Shah Swarup A V, Paradkar Minal, Desai Devendra, Ashavaid Tester F
Department of Research Laboratories, P. D. Hinduja National Hospital and Medical Research Centre, Mumbai, India.
Department of Gastroenterology, P. D. Hinduja National Hospital and Medical Research Centre, Mumbai, India.
J Gastroenterol Hepatol. 2017 Mar;32(3):620-624. doi: 10.1111/jgh.13494.
Interindividual variation seen in the thiopurine metabolism is attributed to the genetic variant in thiopurine methyltransferase (TPMT) gene leading to myelosuppression. In Asians, the thiopurine-induced toxicity is not completely explained by TPMT variants. Literature indicates that a newer genetic variant in nucleoside diphosphate-linked moiety X-type motif 15 (NUDT15) gene is associated with thiopurine intolerance. We aimed to determine the risk allele frequency of NUDT15 genetic variant and its association with thiopurine-induced toxicity in Indian patients.
In this pilot study, 69 patients on thiopurine therapy were analyzed. The frequencies of thiopurine-induced leukopenia were recorded. NUDT15 (C415T) and TPMT (*2, *3A, *3B, and *3C) genotyping was performed using amplification refractory mutation system-polymerase chain reaction and restriction fragment length polymorphism technique. Results were validated by DNA sequencing.

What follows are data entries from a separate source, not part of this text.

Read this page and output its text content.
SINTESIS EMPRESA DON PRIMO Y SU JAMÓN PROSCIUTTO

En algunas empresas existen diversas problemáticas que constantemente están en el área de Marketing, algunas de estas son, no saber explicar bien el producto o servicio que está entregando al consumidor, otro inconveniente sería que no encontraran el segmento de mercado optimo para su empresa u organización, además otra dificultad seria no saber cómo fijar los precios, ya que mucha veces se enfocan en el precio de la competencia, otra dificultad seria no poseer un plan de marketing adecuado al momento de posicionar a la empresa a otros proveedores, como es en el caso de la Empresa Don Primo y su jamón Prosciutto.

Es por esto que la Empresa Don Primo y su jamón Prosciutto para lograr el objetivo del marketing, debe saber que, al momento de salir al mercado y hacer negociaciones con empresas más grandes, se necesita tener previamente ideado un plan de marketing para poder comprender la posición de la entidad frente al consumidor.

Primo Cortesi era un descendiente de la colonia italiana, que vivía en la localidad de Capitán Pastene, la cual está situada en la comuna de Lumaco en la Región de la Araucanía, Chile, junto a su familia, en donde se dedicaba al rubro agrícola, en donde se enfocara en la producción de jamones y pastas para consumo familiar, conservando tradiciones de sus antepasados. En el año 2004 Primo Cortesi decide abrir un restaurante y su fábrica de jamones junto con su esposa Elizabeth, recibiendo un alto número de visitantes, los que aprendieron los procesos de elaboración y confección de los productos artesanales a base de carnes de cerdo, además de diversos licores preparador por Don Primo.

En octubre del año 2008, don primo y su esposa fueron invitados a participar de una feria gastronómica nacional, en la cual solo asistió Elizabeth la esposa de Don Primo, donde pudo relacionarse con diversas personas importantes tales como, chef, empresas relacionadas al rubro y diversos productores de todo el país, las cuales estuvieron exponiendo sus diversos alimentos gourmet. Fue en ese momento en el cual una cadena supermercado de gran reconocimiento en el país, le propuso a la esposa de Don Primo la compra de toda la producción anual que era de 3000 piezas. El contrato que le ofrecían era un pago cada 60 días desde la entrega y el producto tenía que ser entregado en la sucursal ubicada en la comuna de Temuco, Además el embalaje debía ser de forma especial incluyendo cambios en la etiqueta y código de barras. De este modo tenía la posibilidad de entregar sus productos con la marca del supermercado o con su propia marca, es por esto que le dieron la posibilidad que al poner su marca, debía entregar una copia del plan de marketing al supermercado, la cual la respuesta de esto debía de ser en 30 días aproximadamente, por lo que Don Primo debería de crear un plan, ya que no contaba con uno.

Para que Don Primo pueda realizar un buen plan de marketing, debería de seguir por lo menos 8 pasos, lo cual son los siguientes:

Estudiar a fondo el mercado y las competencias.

The NUDT15 CC, CT, and TT genotypes were found to be 86.9%, 11.5%, and 1.5%, respectively, whereas TPMT genetic variants were absent. Of 60 patients without NUDT15 variant, none developed leukopenia, whereas of nine patients with NUDT15 variant, six developed leukopenia (P-value < 0.0001). The mean thiopurine dose of 1.01 and 0.73 mg/kg/day for patients with wild and mutant NUDT15 alleles, respectively, was statistically significant (P < 0.01). The sensitivity and specificity for NUDT15 variant were 100% and 95.2%, respectively.
The NUDT15 risk allele frequency was 7.2%. There are 6/69 (8.7%) patients who developed leukopenia and harbored NUDT15 variant, thus showing a strong association for thiopurine-induced toxicity. Hence, NUDT15 genotyping may be considered before thiopurine therapy in Indian patients.
硫嘌呤代谢中个体间的差异归因于硫嘌呤甲基转移酶(TPMT)基因的遗传变异,该变异会导致骨髓抑制。在亚洲人中,硫嘌呤诱导的毒性不能完全由TPMT变异来解释。文献表明,核苷二磷酸连接部分X型基序15(NUDT15)基因中的一种新的遗传变异与硫嘌呤不耐受有关。我们旨在确定印度患者中NUDT15基因变异的风险等位基因频率及其与硫嘌呤诱导毒性的关联。
在这项初步研究中,对69例接受硫嘌呤治疗的患者进行了分析。记录硫嘌呤诱导的白细胞减少的发生率。使用扩增阻滞突变系统-聚合酶链反应和限制性片段长度多态性技术进行NUDT15(C415T)和TPMT(*2、*3A、3B和3C)基因分型。结果通过DNA测序进行验证。
发现NUDT15的CC、CT和TT基因型分别为86.9%、11.5%和1.5%,而未发现TPMT基因变异。在60例无NUDT15变异的患者中,无人发生白细胞减少,而在9例有NUDT15变异的患者中,6例发生了白细胞减少(P值<0.0001)。野生型和突变型NUDT15等位基因患者的硫嘌呤平均剂量分别为1.01和0.73毫克/千克/天,差异具有统计学意义(P<0.01)。NUDT15变异的敏感性和特异性分别为100%和95.2%。
NUDT15风险等位基因频率为7.2%。有6/69(8.7%)例发生白细胞减少的患者携带NUDT15变异,因此显示出与硫嘌呤诱导的毒性有很强的关联。因此,在印度患者接受硫嘌呤治疗前可考虑进行NUDT15基因分型。